Обычно я говорю «нет» и сворачиваю беседу. Но сегодня у меня так непривычно легко на сердце, да еще хмель располагает к откровенности, и я отвечаю:
— Была.
— А ваш муж был англичанин?
— Да.
— А-а, вот видите. В том-то и беда! Надо было выходить за хорошего еврейского мальчика, и такого бы никогда не случилось.
Я озадаченно молчу с минуту, потом до меня доходит. Такое означает, что меня бросил никчемный английский шалопай.
Постойте-ка. Я не привыкла изливать душу посторонним, но ведь надо защитить Стива!
— Это не потому, что он не еврей , — брякаю я не подумав. — А потому, что он умер .
Что это я сейчас сказала? Собственные слова звенят у меня в ушах. Умер? Мой новый друг готов провалиться сквозь землю. Бедняга. А ведь он не знает и половины.
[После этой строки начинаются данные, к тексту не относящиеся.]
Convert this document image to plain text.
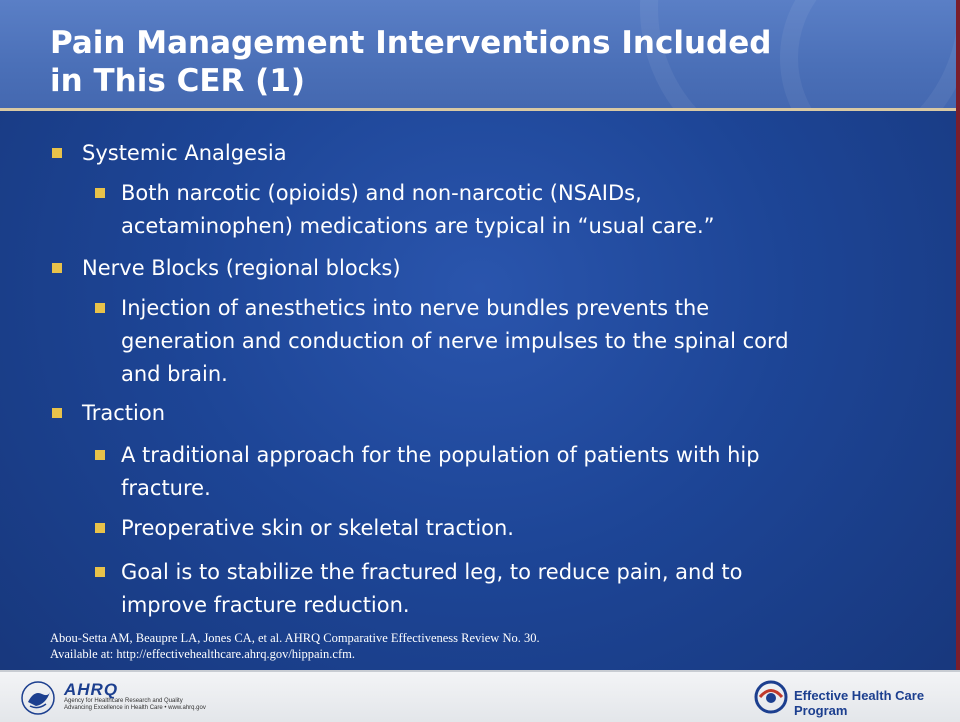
Pain Management Interventions Included
in This CER (1)
Systemic Analgesia
Both narcotic (opioids) and non-narcotic (NSAIDs,
acetaminophen) medications are typical in “usual care.”
Nerve Blocks (regional blocks)
Injection of anesthetics into nerve bundles prevents the
generation and conduction of nerve impulses to the spinal cord
and brain.
Traction
A traditional approach for the population of patients with hip
fracture.
Preoperative skin or skeletal traction.
Goal is to stabilize the fractured leg, to reduce pain, and to
improve fracture reduction.
Abou-Setta AM, Beaupre LA, Jones CA, et al. AHRQ Comparative Effectiveness Review No. 30.
Available at: http://effectivehealthcare.ahrq.gov/hippain.cfm.
AHRQ
Agency for Healthcare Research and Quality
Advancing Excellence in Health Care • www.ahrq.gov
Effective Health Care Program
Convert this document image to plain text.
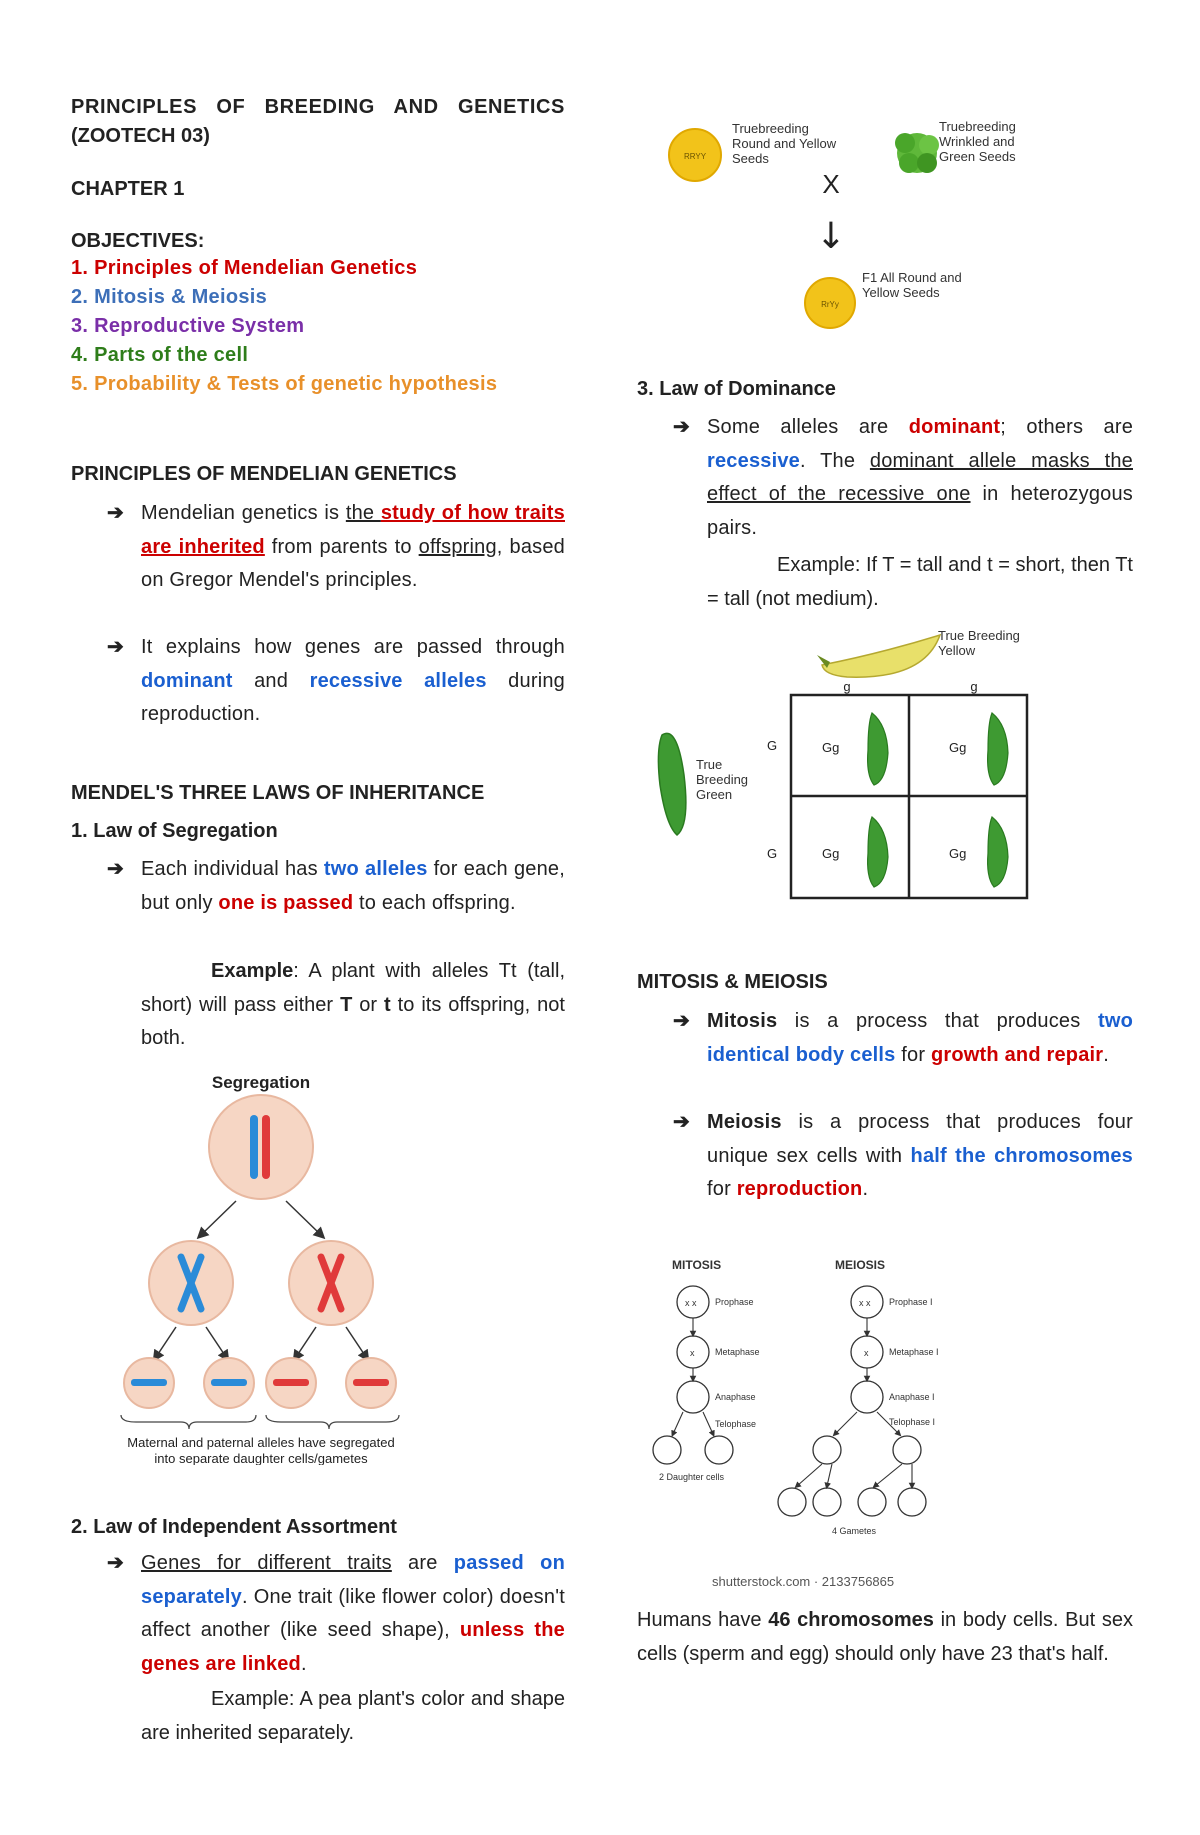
PRINCIPLES OF BREEDING AND GENETICS
(ZOOTECH 03)
CHAPTER 1
OBJECTIVES:
1. Principles of Mendelian Genetics
2. Mitosis & Meiosis
3. Reproductive System
4. Parts of the cell
5. Probability & Tests of genetic hypothesis
PRINCIPLES OF MENDELIAN GENETICS
➔ Mendelian genetics is the study of how traits are inherited from parents to offspring, based on Gregor Mendel's principles.
➔ It explains how genes are passed through dominant and recessive alleles during reproduction.
MENDEL'S THREE LAWS OF INHERITANCE
1. Law of Segregation
➔ Each individual has two alleles for each gene, but only one is passed to each offspring.
Example: A plant with alleles Tt (tall, short) will pass either T or t to its offspring, not both.
Segregation
Maternal and paternal alleles have segregated
into separate daughter cells/gametes
2. Law of Independent Assortment
➔ Genes for different traits are passed on separately. One trait (like flower color) doesn't affect another (like seed shape), unless the genes are linked.
Example: A pea plant's color and shape are inherited separately.
RRYY
Truebreeding Round and Yellow Seeds
Truebreeding Wrinkled and Green Seeds
X
↓
RrYy
F1 All Round and Yellow Seeds
3. Law of Dominance
➔ Some alleles are dominant; others are recessive. The dominant allele masks the effect of the recessive one in heterozygous pairs.
Example: If T = tall and t = short, then Tt = tall (not medium).
True Breeding Yellow
g	g
True Breeding Green
G
G
Gg	Gg
Gg	Gg
MITOSIS & MEIOSIS
➔ Mitosis is a process that produces two identical body cells for growth and repair.
➔ Meiosis is a process that produces four unique sex cells with half the chromosomes for reproduction.
MITOSIS	MEIOSIS
x x
x
x x
x
Prophase
Metaphase
Anaphase
Telophase
2 Daughter cells
Prophase I
Metaphase I
Anaphase I
Telophase I
4 Gametes
shutterstock.com · 2133756865
Humans have 46 chromosomes in body cells. But sex cells (sperm and egg) should only have 23 that's half.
Нью-Йорк, 22 июня 2012 года
Я постоянно зависаю между прежней и нынешней жизнью. Даже теперь, семь лет спустя. Достаточно, например, услышать топот в квартире наверху, и я тут же переношусь в наш лондонский дом. Мне кажется, что мальчики бесятся у себя в спальне.
— Эй, там! Угомонитесь! — едва не кричу я.
— Я стараюсь, мам. — Вик целит мячом брату в голову и нечаянно тычет мне локтем в бок.
А теперь надо смириться и понять: их нет. Я в Нью-Йорке.
Но наш мысленный разговор не прекращается. Сейчас всё совсем не так, как было в первые месяцы после волны, когда в памяти всплывали какие-то обрывки и фрагменты, когда слышался слабый шепот. Их голоса не умолкают во мне. Напротив, с каждым днем звучат все громче и отчетливее. У меня в голове без конца крутятся их фразы. И это воображаемое общение дает мне силы жить. Иногда мне кажется, что я говорю не за себя, а за Стива. По крайней мере, так я себя оправдываю.